Allows immense combinational power, new spaces can be mapped without interfering with old spaces.
Neurons of the MEC (Border Cells)
These fire when an animal is located near a wall in a particular direction.
Neurons of the MEC (Object Vector Cells)
Fire whenever an animal is a certain distance and direction from an object
Place cells in the Hippocampus
Within the hipp, many neurons only fire when the animal is in a specific position in a room.
These can even include what direction one is moving in, easily shown in narrow passageways
These place cell firing patterns are consistent from day to day.
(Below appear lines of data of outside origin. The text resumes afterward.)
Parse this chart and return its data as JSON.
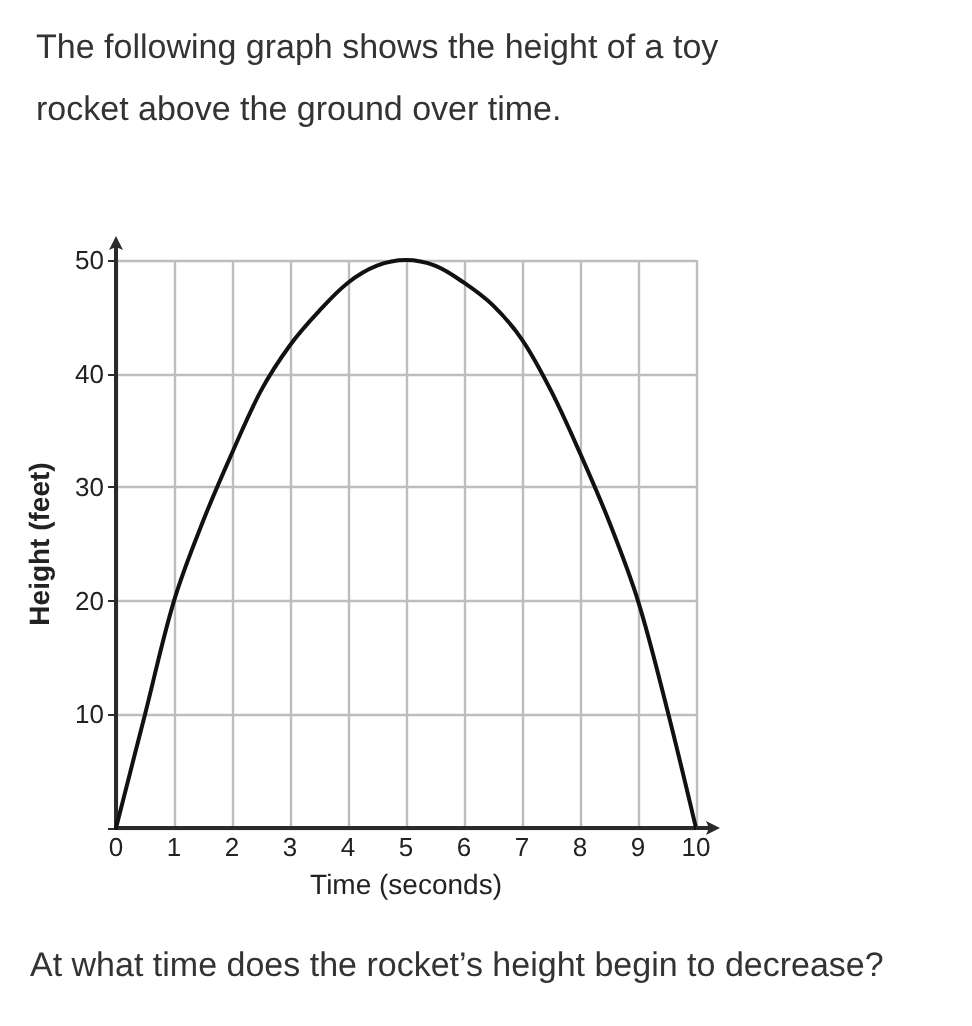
{
  "chart_data": {
    "type": "line",
    "title": "The following graph shows the height of a toy rocket above the ground over time.",
    "xlabel": "Time (seconds)",
    "ylabel": "Height (feet)",
    "annotations": [
      "At what time does the rocket’s height begin to decrease?"
    ],
    "x": [
      0,
      0.5,
      1,
      1.5,
      2,
      2.5,
      3,
      3.5,
      4,
      4.5,
      5,
      5.5,
      6,
      6.5,
      7,
      7.5,
      8,
      8.5,
      9,
      9.5,
      10
    ],
    "series": [
      {
        "color": "#111111",
        "values": [
          0,
          10,
          20,
          27,
          33,
          38.5,
          42.5,
          45.5,
          48,
          49.5,
          50,
          49.5,
          48,
          46,
          43,
          38.5,
          33,
          27,
          20,
          10.5,
          0
        ]
      }
    ],
    "xlim": [
      0,
      10
    ],
    "xticks": [
      0,
      1,
      2,
      3,
      4,
      5,
      6,
      7,
      8,
      9,
      10
    ],
    "ylim": [
      0,
      50
    ],
    "yticks": [
      {
        "value": 0,
        "label": null
      },
      10,
      20,
      30,
      40,
      50
    ],
    "grid": true,
    "marker": "none",
    "line_style": "solid"
  }
}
But the position encoded by the cell in one room does not account for the position it encodes in another.
Accordingly, THESE CELLS PROBABLY REFLECT THE CONOF THESE 2 STREAMS: WHERE AND WHAT AND PROBABLY WHEN
Grid cells and place cells
A recording of one grid cell while an animal explores 2 rooms will differ as the animal undergoes grid cell realignment when moving between the two rooms (the rotation changes, not the distance).
Similarly the place cell changes its pattern as the place cell firing is dependent on a particularly grid cell alignment.
The same corridor can provoke different patterns of place cell firing depending on whether an animal attempts to turn right or left at the end.